Their conclusions read “With respect to CBD, 43% of products were under-labelled and 26.19% were over-labelled.  THC was detected in 21% of the samples tested - the THC content observed may be sufficient to produce intoxication or impairment, especially among children … or to trigger a positive dope test”.


And these findings have been backed up by other studies.  So the big question is, how do you know you are getting what you are buying and only what you are buying?  We addressed this question to CBD Virtue, who sold only third party lab tested and certified pure Californian CBD.  They gave us this advice: “First look out for the source of the CBD.  Is it Chinese, Eastern European, Western European or genuine US CBD grown in Colorado or California?  Next check the amount of CBD in the product.  It should be marked in milligrams (mg) and it should be clear how much is in the whole package as well as how much is in each “serving”.  Some suppliers confuse buyers with “mg per litre” or “% of CBD” instead of clear dosage information.  Finally look for or ask for test certificates to show the product is free of residual solvents, heavy metals and other substances, and genuinely contains the amount of CBD on the label”.
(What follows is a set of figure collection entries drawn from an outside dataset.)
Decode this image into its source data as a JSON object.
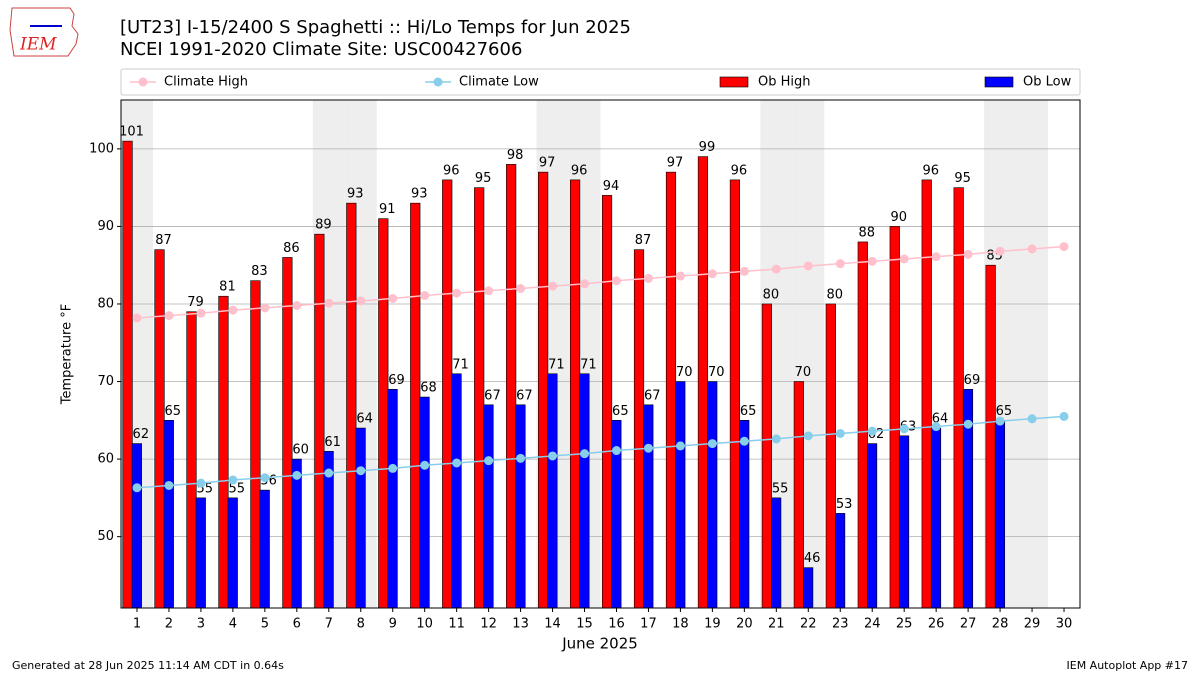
{
  "chart_data": {
    "type": "bar",
    "title": "[UT23] I-15/2400 S Spaghetti  :: Hi/Lo Temps for Jun 2025",
    "subtitle": "NCEI 1991-2020 Climate Site: USC00427606",
    "x_label": "June 2025",
    "y_label": "Temperature °F",
    "logo_text": "IEM",
    "footer_left": "Generated at 28 Jun 2025 11:14 AM CDT in 0.64s",
    "footer_right": "IEM Autoplot App #17",
    "categories": [
      1,
      2,
      3,
      4,
      5,
      6,
      7,
      8,
      9,
      10,
      11,
      12,
      13,
      14,
      15,
      16,
      17,
      18,
      19,
      20,
      21,
      22,
      23,
      24,
      25,
      26,
      27,
      28,
      29,
      30
    ],
    "shaded_days": [
      1,
      7,
      8,
      14,
      15,
      21,
      22,
      28,
      29
    ],
    "series": [
      {
        "name": "Climate High",
        "type": "line",
        "color": "#ffc0cb",
        "values": [
          78.2,
          78.5,
          78.8,
          79.2,
          79.5,
          79.8,
          80.1,
          80.4,
          80.7,
          81.1,
          81.4,
          81.7,
          82.0,
          82.3,
          82.6,
          83.0,
          83.3,
          83.6,
          83.9,
          84.2,
          84.5,
          84.9,
          85.2,
          85.5,
          85.8,
          86.1,
          86.4,
          86.8,
          87.1,
          87.4
        ]
      },
      {
        "name": "Climate Low",
        "type": "line",
        "color": "#87ceeb",
        "values": [
          56.3,
          56.6,
          56.9,
          57.3,
          57.6,
          57.9,
          58.2,
          58.5,
          58.8,
          59.2,
          59.5,
          59.8,
          60.1,
          60.4,
          60.7,
          61.1,
          61.4,
          61.7,
          62.0,
          62.3,
          62.6,
          63.0,
          63.3,
          63.6,
          63.9,
          64.2,
          64.5,
          64.9,
          65.2,
          65.5
        ]
      },
      {
        "name": "Ob High",
        "type": "bar",
        "color": "#ff0000",
        "values": [
          101,
          87,
          79,
          81,
          83,
          86,
          89,
          93,
          91,
          93,
          96,
          95,
          98,
          97,
          96,
          94,
          87,
          97,
          99,
          96,
          80,
          70,
          80,
          88,
          90,
          96,
          95,
          85,
          null,
          null
        ]
      },
      {
        "name": "Ob Low",
        "type": "bar",
        "color": "#0000ff",
        "values": [
          62,
          65,
          55,
          55,
          56,
          60,
          61,
          64,
          69,
          68,
          71,
          67,
          67,
          71,
          71,
          65,
          67,
          70,
          70,
          65,
          55,
          46,
          53,
          62,
          63,
          64,
          69,
          65,
          null,
          null
        ]
      }
    ],
    "ylim": [
      40.8,
      106.3
    ],
    "yticks": [
      50,
      60,
      70,
      80,
      90,
      100
    ],
    "grid": true
  }
}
If in doubt you can ask The Cannabinoid Trust for advice: on reputable suppliers and how to buy CBD.


Thanks to CBD Virtue we have been testing CBD in the following forms:

  • CBD Honey sticks containing 10mg of CBD per stick which can be sucked straight from the stick or stirred into drinks
  • CBD tincture which can be dropped into the mouth under the tongue, or stirred into food and drinks
  • Muscle Rub which does what it says on the tin!


And in addition to these products they offer CBD gummies, CBD roll-on for targeted pain relief, CBD body butter for inflammation and swelling, CBD aphrodisiac oil and a CBD foot rub.


We’ll be back to share our experience of taking CBD soon.